The total volume of sustainable investments increased across Germany, Austria and Switzerland over the course of 2018, according to research from the Forum Nachhaltige Geldanlagen (FNG).
FNG, which promotes sustainable investment in the DACH region, surveyed more than 150 investors and found that the application of ESG-integration and norm-based screening approaches surged significantly over the whole region when compared with the organisation’s previous report.
The survey showed an overall increase in the volume of sustainably invested assets by 50% to more than €474bn.
In the report, FNG differentiated between sustainable and responsible investments: responsible investments were defined as industry entities adhering to certain standards at a company level, while sustainable investments were defined as products with ESG investment standards set down in writing.
The former amounted to just over €2.8bn, with this figure having grown by 6% year-on-year.
Across the DACH region, the volume invested in sustainable investment funds increased more significantly than that in specialist investment mandates for institutional investments.
Investment funds amounted to €223.6bn (up by 88%), while mandates accounted for €162.6bn (up by 38%). The remainder was invested by specialist banks or in individual client portfolios. Overall, institutional investors made up by far the largest share of institutional investors in the sustainable segment.
At a press conference in Vienna, Wolfgang Pinner, head of FNG Austria, pointed out the increase was also down to the fact that more and larger institutional investors – mainly from the insurance sector – took part in the survey this year.

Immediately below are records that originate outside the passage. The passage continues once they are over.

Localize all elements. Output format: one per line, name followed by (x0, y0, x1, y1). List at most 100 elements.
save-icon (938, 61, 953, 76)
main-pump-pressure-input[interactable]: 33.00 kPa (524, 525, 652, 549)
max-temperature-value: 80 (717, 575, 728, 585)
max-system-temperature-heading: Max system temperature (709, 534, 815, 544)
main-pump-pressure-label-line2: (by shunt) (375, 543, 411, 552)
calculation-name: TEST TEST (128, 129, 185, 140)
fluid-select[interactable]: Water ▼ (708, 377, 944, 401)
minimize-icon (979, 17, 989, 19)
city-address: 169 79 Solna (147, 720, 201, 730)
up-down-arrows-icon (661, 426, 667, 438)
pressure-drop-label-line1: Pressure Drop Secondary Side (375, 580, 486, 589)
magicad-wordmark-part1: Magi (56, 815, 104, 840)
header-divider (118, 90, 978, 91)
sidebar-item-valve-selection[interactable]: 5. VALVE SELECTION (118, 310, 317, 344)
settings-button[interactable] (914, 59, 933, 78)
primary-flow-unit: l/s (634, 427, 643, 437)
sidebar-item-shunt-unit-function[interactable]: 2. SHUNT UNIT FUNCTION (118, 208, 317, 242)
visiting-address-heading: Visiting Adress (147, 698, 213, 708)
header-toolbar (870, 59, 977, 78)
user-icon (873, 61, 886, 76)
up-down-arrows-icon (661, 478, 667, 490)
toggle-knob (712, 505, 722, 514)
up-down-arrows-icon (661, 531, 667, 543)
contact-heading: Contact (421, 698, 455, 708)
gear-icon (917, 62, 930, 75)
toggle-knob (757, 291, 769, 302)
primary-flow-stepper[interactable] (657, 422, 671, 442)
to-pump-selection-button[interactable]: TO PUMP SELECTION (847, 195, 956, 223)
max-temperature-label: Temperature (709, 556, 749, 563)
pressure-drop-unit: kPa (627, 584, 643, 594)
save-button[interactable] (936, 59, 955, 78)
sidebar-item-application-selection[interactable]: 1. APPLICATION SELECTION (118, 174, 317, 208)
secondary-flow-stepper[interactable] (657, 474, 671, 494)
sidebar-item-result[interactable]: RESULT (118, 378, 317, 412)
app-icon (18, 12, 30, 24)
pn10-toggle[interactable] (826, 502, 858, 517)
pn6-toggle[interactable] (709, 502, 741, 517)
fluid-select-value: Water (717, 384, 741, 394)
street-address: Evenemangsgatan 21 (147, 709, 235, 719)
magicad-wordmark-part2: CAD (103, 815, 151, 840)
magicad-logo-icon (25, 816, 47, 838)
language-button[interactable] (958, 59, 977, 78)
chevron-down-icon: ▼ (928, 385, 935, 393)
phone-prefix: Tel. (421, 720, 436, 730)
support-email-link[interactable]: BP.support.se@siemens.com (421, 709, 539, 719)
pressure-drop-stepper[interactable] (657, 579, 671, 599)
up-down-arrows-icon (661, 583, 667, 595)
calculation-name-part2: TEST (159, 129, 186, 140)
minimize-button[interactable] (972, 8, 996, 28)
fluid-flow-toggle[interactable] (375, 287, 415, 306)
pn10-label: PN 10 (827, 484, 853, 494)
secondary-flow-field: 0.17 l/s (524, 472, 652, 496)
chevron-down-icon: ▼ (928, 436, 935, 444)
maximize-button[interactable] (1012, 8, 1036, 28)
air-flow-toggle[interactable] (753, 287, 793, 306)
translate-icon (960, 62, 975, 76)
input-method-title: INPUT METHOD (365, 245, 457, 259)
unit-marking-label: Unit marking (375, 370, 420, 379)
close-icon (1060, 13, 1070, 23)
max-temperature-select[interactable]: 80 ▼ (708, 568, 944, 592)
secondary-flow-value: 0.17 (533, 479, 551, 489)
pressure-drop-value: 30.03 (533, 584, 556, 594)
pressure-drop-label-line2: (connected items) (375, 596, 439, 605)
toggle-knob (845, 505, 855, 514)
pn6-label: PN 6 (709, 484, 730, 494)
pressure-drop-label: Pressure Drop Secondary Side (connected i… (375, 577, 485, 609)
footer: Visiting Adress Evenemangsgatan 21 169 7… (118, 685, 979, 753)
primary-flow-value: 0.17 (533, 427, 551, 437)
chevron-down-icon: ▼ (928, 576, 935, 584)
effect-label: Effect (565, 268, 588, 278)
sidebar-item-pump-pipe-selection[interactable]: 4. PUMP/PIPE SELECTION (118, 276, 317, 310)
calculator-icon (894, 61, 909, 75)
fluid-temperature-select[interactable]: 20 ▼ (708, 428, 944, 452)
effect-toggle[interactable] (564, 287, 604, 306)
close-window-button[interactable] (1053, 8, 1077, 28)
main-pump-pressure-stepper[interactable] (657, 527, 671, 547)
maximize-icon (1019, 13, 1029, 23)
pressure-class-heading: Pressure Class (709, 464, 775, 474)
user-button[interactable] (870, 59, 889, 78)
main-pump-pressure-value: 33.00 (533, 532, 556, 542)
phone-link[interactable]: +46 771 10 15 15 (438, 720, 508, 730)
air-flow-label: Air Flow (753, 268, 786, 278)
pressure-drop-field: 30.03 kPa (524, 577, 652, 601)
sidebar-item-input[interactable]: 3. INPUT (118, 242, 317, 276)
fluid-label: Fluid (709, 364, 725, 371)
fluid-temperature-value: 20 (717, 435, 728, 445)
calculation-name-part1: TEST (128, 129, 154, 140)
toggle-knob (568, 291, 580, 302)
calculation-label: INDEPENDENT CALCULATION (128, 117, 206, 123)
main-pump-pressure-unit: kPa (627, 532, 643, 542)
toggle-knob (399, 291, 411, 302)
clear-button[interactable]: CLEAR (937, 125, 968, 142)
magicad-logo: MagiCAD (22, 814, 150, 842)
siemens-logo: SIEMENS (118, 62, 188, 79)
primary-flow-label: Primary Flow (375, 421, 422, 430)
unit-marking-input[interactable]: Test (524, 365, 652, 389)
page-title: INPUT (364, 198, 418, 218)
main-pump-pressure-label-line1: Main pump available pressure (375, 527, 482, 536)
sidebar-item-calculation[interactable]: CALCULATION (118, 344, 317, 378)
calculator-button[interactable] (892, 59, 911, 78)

FNG’s latest annual sustainable investment market report is available here (in German).
The report tracked the application of various ESG investment approaches, including exclusion criteria, best-in-class, norm-based screening, engagement, ESG integration, shareholder voting, impact investment and themed sustainability funds.
The application of these styles varied from country to country, but Pinner said “very often several of these approaches are combined” by investors or asset managers.
Throughout the region, ESG integration and norm-based screenings saw the highest growth by assets, almost doubling the volume of assets invested according to those styles year-on-year.
In Germany, exclusions were still the most widely used approach, applied to more than half of all sustainable investments in the country. Norm-based screening, ESG-integration and engagement were applied to around €100bn of sustainable investments.
In Switzerland, ESG-integration and norm-based screening took the lead, being applied to almost €200bn and €175bn respectively.
In all three countries impact investment and sustainable-themed funds were at the bottom of the list, with only minor levels of application.
For Austria, FNG reported a significant level of best-in-class investment approaches, only rivalled by exclusion-based strategies. Both approaches were applied to almost all sustainable investments surveyed for the report.
Pinner said: “Well-done best-in-class approaches amount to a detailed sustainability analysis of an industry.”
He added: “In many cases ESG-integration is the strategy used by asset managers approaching sustainable investments for the first time.”
However, Pinner emphasised that with all styles the most important aspect was how they were applied and how the data behind them was analysed. “Depending on how it is done it can be very profound or very superficial,” he said.
Across the DACH region, carbon has become the most-applied exclusion criteria this year. Pinner put this down to the general rise in climate awareness but added that social criteria such as human rights and labour rights consistently remained on investor’s exclusion lists.